Regarding training efficiency, LDA-DETR requires approximately 15 seconds per epoch, compared with 9 seconds for RT-DETR-r18. Although the per-epoch time is moderately higher, improved convergence stability and superior accuracy compensate for this cost. These results indicate that LDA-DETR balances computational overhead and performance well, delivering stable optimization without imposing a substantial training burden.
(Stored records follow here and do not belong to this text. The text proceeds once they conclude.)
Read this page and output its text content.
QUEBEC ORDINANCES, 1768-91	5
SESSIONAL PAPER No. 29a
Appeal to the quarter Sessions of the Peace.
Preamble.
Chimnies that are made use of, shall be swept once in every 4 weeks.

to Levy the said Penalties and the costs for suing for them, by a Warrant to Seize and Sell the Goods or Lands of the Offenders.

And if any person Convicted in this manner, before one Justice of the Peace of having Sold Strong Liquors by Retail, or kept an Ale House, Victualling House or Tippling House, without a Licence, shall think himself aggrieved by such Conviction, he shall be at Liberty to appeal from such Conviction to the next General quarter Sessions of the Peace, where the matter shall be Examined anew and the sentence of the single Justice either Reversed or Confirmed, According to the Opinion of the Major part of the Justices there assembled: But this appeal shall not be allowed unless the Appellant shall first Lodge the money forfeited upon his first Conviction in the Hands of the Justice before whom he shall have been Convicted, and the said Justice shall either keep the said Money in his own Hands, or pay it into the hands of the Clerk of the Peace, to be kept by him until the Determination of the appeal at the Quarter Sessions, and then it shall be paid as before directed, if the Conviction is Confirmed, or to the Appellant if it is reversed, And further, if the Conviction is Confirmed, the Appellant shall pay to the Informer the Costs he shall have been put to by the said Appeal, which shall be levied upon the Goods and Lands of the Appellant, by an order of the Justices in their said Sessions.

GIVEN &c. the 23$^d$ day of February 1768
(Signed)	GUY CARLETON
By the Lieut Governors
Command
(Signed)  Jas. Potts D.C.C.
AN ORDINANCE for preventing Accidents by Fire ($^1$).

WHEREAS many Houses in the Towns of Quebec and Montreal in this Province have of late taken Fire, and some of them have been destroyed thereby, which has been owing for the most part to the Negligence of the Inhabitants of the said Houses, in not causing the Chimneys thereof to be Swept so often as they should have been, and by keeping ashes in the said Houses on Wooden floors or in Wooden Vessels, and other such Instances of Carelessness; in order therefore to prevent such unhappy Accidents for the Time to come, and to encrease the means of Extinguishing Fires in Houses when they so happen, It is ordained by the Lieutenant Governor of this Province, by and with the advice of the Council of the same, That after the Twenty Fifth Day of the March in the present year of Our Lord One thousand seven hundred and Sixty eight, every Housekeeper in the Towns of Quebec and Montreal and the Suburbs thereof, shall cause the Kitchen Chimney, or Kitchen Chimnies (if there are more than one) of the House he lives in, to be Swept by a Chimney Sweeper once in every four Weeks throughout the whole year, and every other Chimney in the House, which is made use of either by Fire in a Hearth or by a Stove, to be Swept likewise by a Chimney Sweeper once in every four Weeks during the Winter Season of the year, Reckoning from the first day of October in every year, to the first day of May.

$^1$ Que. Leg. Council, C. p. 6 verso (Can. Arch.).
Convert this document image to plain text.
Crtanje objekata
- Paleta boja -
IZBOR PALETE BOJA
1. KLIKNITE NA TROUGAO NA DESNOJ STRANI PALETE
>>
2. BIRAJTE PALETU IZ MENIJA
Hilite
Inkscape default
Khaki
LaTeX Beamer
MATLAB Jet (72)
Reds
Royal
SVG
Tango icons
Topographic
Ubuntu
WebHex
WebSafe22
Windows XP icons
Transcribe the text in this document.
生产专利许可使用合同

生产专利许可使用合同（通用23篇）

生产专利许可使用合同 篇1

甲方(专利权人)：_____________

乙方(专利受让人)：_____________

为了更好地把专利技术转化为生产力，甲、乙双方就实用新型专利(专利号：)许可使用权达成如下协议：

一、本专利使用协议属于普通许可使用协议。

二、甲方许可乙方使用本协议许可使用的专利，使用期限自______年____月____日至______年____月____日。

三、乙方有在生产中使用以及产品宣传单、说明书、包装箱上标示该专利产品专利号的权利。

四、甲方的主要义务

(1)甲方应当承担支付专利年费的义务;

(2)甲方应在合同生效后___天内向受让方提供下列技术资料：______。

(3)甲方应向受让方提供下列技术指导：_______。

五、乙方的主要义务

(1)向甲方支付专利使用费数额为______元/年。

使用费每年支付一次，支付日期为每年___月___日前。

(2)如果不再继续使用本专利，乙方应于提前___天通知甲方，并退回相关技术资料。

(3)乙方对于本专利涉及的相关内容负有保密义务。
Comparison of heat map visualizations.

As shown in Fig 11, the attention heatmaps of RT-DETR-r18 and the proposed LDA-DETR are visualized and compared on the NWPU VHR-10 dataset. The first column presents the original image, the second column displays the heatmap from RT-DETR-r18, and the third column shows the heatmap from LDA-DETR. Warmer colors (e.g., red and yellow) denote higher attention weights, corresponding to regions where the model exhibits greater confidence in object detection. Compared with RT-DETR-r18, LDA-DETR produces more concentrated and accurately localized activation regions, particularly in complex background scenarios such as ground track fields and bridges, where the baseline model tends to generate more diffuse responses. For small or densely distributed targets, such as airplanes and storage tanks, LDA-DETR effectively emphasizes object regions while suppressing irrelevant background activations, enhancing detection robustness. In several instances (e.g., storage tanks within complex background environments), where RT-DETR-r18 fails to detect targets, LDA-DETR still generates strong activations at the correct locations, demonstrating its superior robustness and localization capability.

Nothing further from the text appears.